Repetition games to support memory
Research says that we have to say a phrase numerous times before it becomes part of our active language. There are many repetition games out there, many of them fun but mindless. I make no apologies, repetition really helps, so we do it all the time. You’ll be able to find some activities that promote repetition here.
I always start the lesson with the same retrieval starter (translate 6 phrases) and end the lesson with a mini-test of what has been learnt.
Regular low-stakes tests
These can happen as part of a schedule or as a time filler in the lesson.
I often use Quizlet – Learn option – multiple choice – answer in Spanish. All students have to do is to write, say, signal a number from 1 to 4 to give an answer. Students love it and it’s as low stakes as it goes.
Revision materials distributed online
Having key materials on OneNote (or equivalent), as part of a very organised system, and training students on how to find them will save you time and it will make your students more independent. Plus, you can copy and paste next year!
Explicitly teaching skills required
Explicitly teaching what we want students to learn is the most effective way to get students to learn. This goes for broad skills, such as listening or writing, or the skill of taking notes or keeping a glossary. The more explicit, the better.

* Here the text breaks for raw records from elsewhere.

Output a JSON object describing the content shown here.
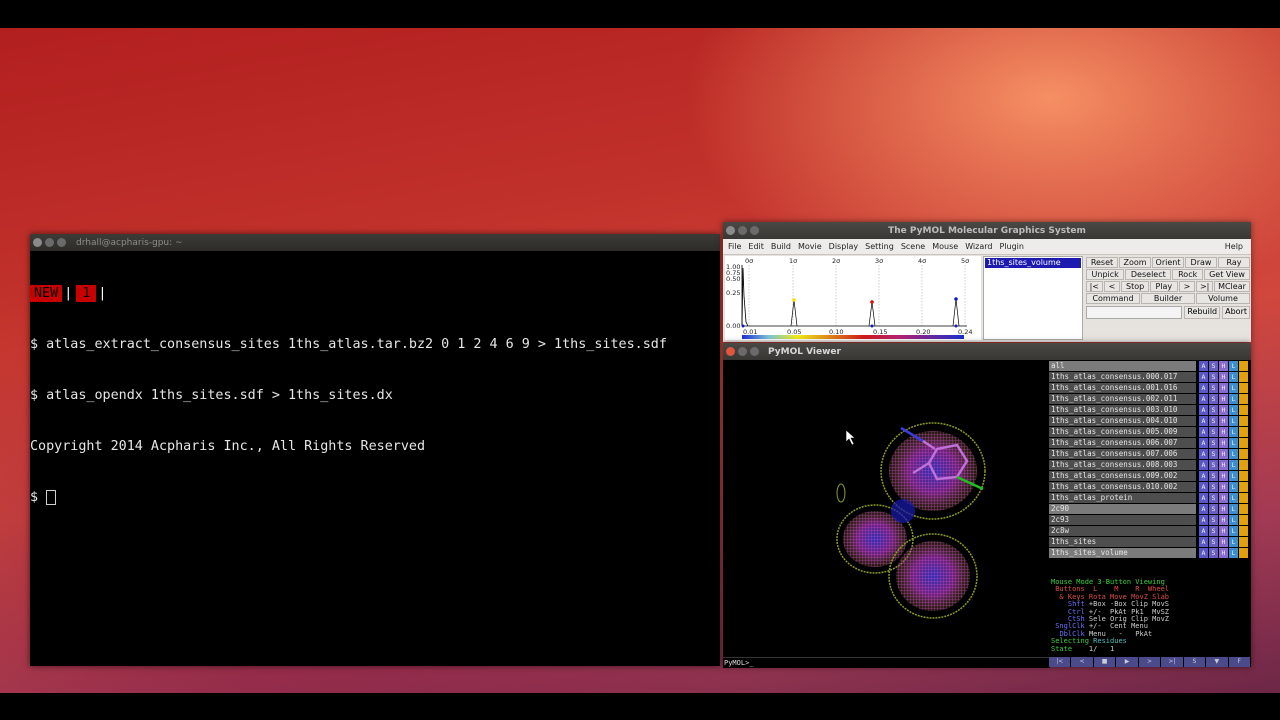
{
  "terminal": {
    "title": "drhall@acpharis-gpu: ~",
    "tabs": [
      "NEW",
      "1"
    ],
    "lines": [
      "$ atlas_extract_consensus_sites 1ths_atlas.tar.bz2 0 1 2 4 6 9 > 1ths_sites.sdf",
      "$ atlas_opendx 1ths_sites.sdf > 1ths_sites.dx",
      "Copyright 2014 Acpharis Inc., All Rights Reserved",
      "$ "
    ]
  },
  "pymol_gui": {
    "title": "The PyMOL Molecular Graphics System",
    "menu": [
      "File",
      "Edit",
      "Build",
      "Movie",
      "Display",
      "Setting",
      "Scene",
      "Mouse",
      "Wizard",
      "Plugin"
    ],
    "help": "Help",
    "plot": {
      "sigma_labels": [
        "0σ",
        "1σ",
        "2σ",
        "3σ",
        "4σ",
        "5σ"
      ],
      "y_labels": [
        "1.00",
        "0.75",
        "0.50",
        "0.25",
        "0.00"
      ],
      "x_labels": [
        "0.01",
        "0.05",
        "0.10",
        "0.15",
        "0.20",
        "0.24"
      ],
      "peak_colors": [
        "#f2e400",
        "#d01010",
        "#1020c0"
      ]
    },
    "object_list": [
      "1ths_sites_volume"
    ],
    "buttons": [
      "Reset",
      "Zoom",
      "Orient",
      "Draw",
      "Ray",
      "Unpick",
      "Deselect",
      "Rock",
      "Get View",
      "|<",
      "<",
      "Stop",
      "Play",
      ">",
      ">|",
      "MClear"
    ],
    "row_buttons": [
      "Command",
      "Builder",
      "Volume"
    ],
    "rebuild": "Rebuild",
    "abort": "Abort"
  },
  "pymol_viewer": {
    "title": "PyMOL Viewer",
    "prompt": "PyMOL>_",
    "objects": [
      {
        "name": "all",
        "style": "grey"
      },
      {
        "name": "1ths_atlas_consensus.000.017",
        "style": "enabled"
      },
      {
        "name": "1ths_atlas_consensus.001.016",
        "style": "enabled"
      },
      {
        "name": "1ths_atlas_consensus.002.011",
        "style": "enabled"
      },
      {
        "name": "1ths_atlas_consensus.003.010",
        "style": "enabled"
      },
      {
        "name": "1ths_atlas_consensus.004.010",
        "style": "enabled"
      },
      {
        "name": "1ths_atlas_consensus.005.009",
        "style": "enabled"
      },
      {
        "name": "1ths_atlas_consensus.006.007",
        "style": "enabled"
      },
      {
        "name": "1ths_atlas_consensus.007.006",
        "style": "enabled"
      },
      {
        "name": "1ths_atlas_consensus.008.003",
        "style": "enabled"
      },
      {
        "name": "1ths_atlas_consensus.009.002",
        "style": "enabled"
      },
      {
        "name": "1ths_atlas_consensus.010.002",
        "style": "enabled"
      },
      {
        "name": "1ths_atlas_protein",
        "style": "enabled"
      },
      {
        "name": "2c90",
        "style": "grey"
      },
      {
        "name": "2c93",
        "style": "enabled"
      },
      {
        "name": "2c8w",
        "style": "enabled"
      },
      {
        "name": "1ths_sites",
        "style": "enabled"
      },
      {
        "name": "1ths_sites_volume",
        "style": "grey"
      }
    ],
    "object_tags": [
      "A",
      "S",
      "H",
      "L",
      ""
    ],
    "mouse_help": {
      "mode": "Mouse Mode 3-Button Viewing",
      "buttons_line": " Buttons  L    M    R  Wheel",
      "keys_line": "  & Keys Rota Move MovZ Slab",
      "shft_label": "Shft",
      "shft_line": " +Box -Box Clip MovS",
      "ctrl_label": "Ctrl",
      "ctrl_line": " +/-  PkAt Pk1  MvSZ",
      "ctsh_label": "CtSh",
      "ctsh_line": " Sele Orig Clip MovZ",
      "sngl_label": "SnglClk",
      "sngl_line": " +/-  Cent Menu",
      "dbl_label": "DblClk",
      "dbl_line": " Menu   -   PkAt",
      "selecting_label": "Selecting ",
      "selecting_value": "Residues",
      "state_label": "State",
      "state_value": "    1/   1"
    },
    "movie_controls": [
      "|<",
      "<",
      "■",
      "▶",
      ">",
      ">|",
      "S",
      "▼",
      "F"
    ]
  }
}
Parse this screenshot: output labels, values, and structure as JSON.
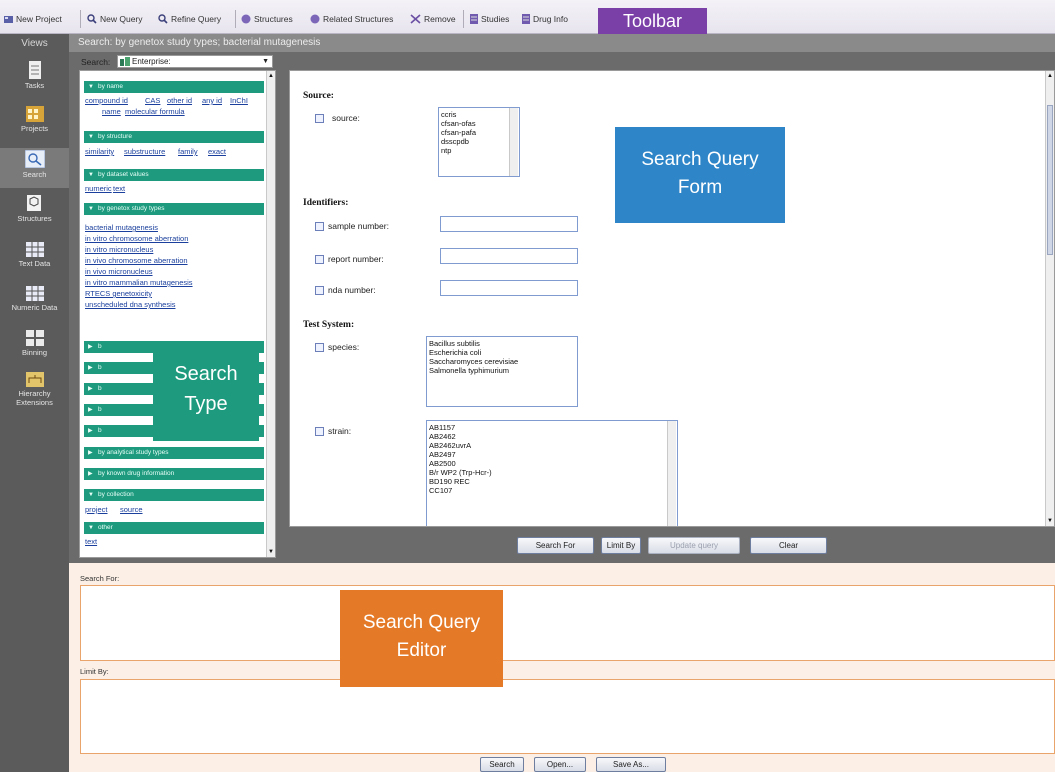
{
  "toolbar": {
    "new_project": "New Project",
    "new_query": "New Query",
    "refine_query": "Refine Query",
    "structures": "Structures",
    "related_structures": "Related Structures",
    "remove": "Remove",
    "studies": "Studies",
    "drug_info": "Drug Info",
    "badge": "Toolbar",
    "badge_color": "#7b3fa8"
  },
  "views": {
    "title": "Views",
    "items": [
      {
        "label": "Tasks",
        "icon": "tasks-icon"
      },
      {
        "label": "Projects",
        "icon": "projects-icon"
      },
      {
        "label": "Search",
        "icon": "search-icon"
      },
      {
        "label": "Structures",
        "icon": "structures-icon"
      },
      {
        "label": "Text Data",
        "icon": "text-data-icon"
      },
      {
        "label": "Numeric Data",
        "icon": "numeric-data-icon"
      },
      {
        "label": "Binning",
        "icon": "binning-icon"
      },
      {
        "label": "Hierarchy Extensions",
        "icon": "hierarchy-icon"
      }
    ]
  },
  "header": {
    "title": "Search: by genetox study types; bacterial mutagenesis"
  },
  "search_type": {
    "search_label": "Search:",
    "selected": "Enterprise:",
    "by_name": {
      "label": "by name",
      "links": [
        "compound id",
        "CAS",
        "other id",
        "any id",
        "InChI",
        "name",
        "molecular formula"
      ]
    },
    "by_structure": {
      "label": "by structure",
      "links": [
        "similarity",
        "substructure",
        "family",
        "exact"
      ]
    },
    "by_dataset": {
      "label": "by dataset values",
      "links": [
        "numeric",
        "text"
      ]
    },
    "by_genetox": {
      "label": "by genetox study types",
      "links": [
        "bacterial mutagenesis",
        "in vitro chromosome aberration",
        "in vitro micronucleus",
        "in vivo chromosome aberration",
        "in vivo micronucleus",
        "in vitro mammalian mutagenesis",
        "RTECS genetoxicity",
        "unscheduled dna synthesis"
      ]
    },
    "collapsed_marker": "b",
    "by_analytical": "by analytical study types",
    "by_known_drug": "by known drug information",
    "by_collection": {
      "label": "by collection",
      "links": [
        "project",
        "source"
      ]
    },
    "other": {
      "label": "other",
      "links": [
        "text"
      ]
    },
    "overlay_line1": "Search",
    "overlay_line2": "Type",
    "overlay_color": "#1e9a7e"
  },
  "form": {
    "source_section": "Source:",
    "source_label": "source:",
    "source_options": [
      "ccris",
      "cfsan-ofas",
      "cfsan-pafa",
      "dsscpdb",
      "ntp"
    ],
    "identifiers_section": "Identifiers:",
    "sample_number_label": "sample number:",
    "report_number_label": "report number:",
    "nda_number_label": "nda number:",
    "test_system_section": "Test System:",
    "species_label": "species:",
    "species_options": [
      "Bacillus subtilis",
      "Escherichia coli",
      "Saccharomyces cerevisiae",
      "Salmonella typhimurium"
    ],
    "strain_label": "strain:",
    "strain_options": [
      "AB1157",
      "AB2462",
      "AB2462uvrA",
      "AB2497",
      "AB2500",
      "B/r WP2 (Trp-Hcr-)",
      "BD190 REC",
      "CC107"
    ],
    "overlay_line1": "Search Query",
    "overlay_line2": "Form",
    "overlay_color": "#2e86c9"
  },
  "actions": {
    "search_for": "Search For",
    "limit_by": "Limit By",
    "update_query": "Update query",
    "clear": "Clear"
  },
  "editor": {
    "search_for_label": "Search For:",
    "limit_by_label": "Limit By:",
    "overlay_line1": "Search Query",
    "overlay_line2": "Editor",
    "overlay_color": "#e47a28",
    "search": "Search",
    "open": "Open...",
    "save_as": "Save As..."
  }
}
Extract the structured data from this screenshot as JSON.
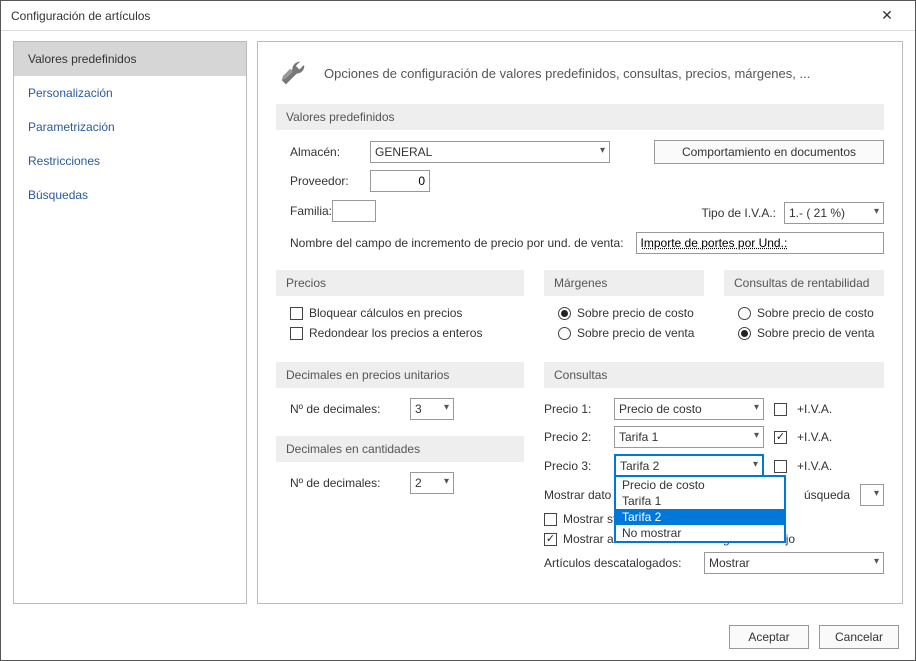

Live modelling is incredibly powerful and it will be even more powerful if students are able to hear your thinking process as you model. I make sure that I throw in a couple of mistakes that you can correct as I check my work at the end, and I also make sure that I change my mind a couple of times, so I can show students how to improve their work on the go.
Use of wagolls and wabolls
I would never ask students to produce language before having shown them an example of a good one (a wagoll) beforehand. I don’t always use wabolls (“what a bad one looks like”), but they are a great way for students to become aware of common errors and avoid them.
Supportive climate for learning
As well as working really hard to make sure that behaviour is always calm and purposeful in my lessons, I make a point very early on that the MFL classroom is a safe place where students can take risks without fearing being mocked. And I follow through, if a student ever laughs at someone’s efforts, I make sure I stop the lesson and I deal with the student until they are clear on why what they’ve done is wrong.
The high level of interaction in MFL lessons can be a source of anxiety for many students. Having the same lesson structure for all lessons helps students with this. The activities change regularly, but the structure is the same. This is my lesson structure:
Bounce questioning follows the same stages:
I never leave out the thinking stage, to make sure that everyone answers the questions, even if to themselves, and I don’t announce the name of the student who will answer until after it.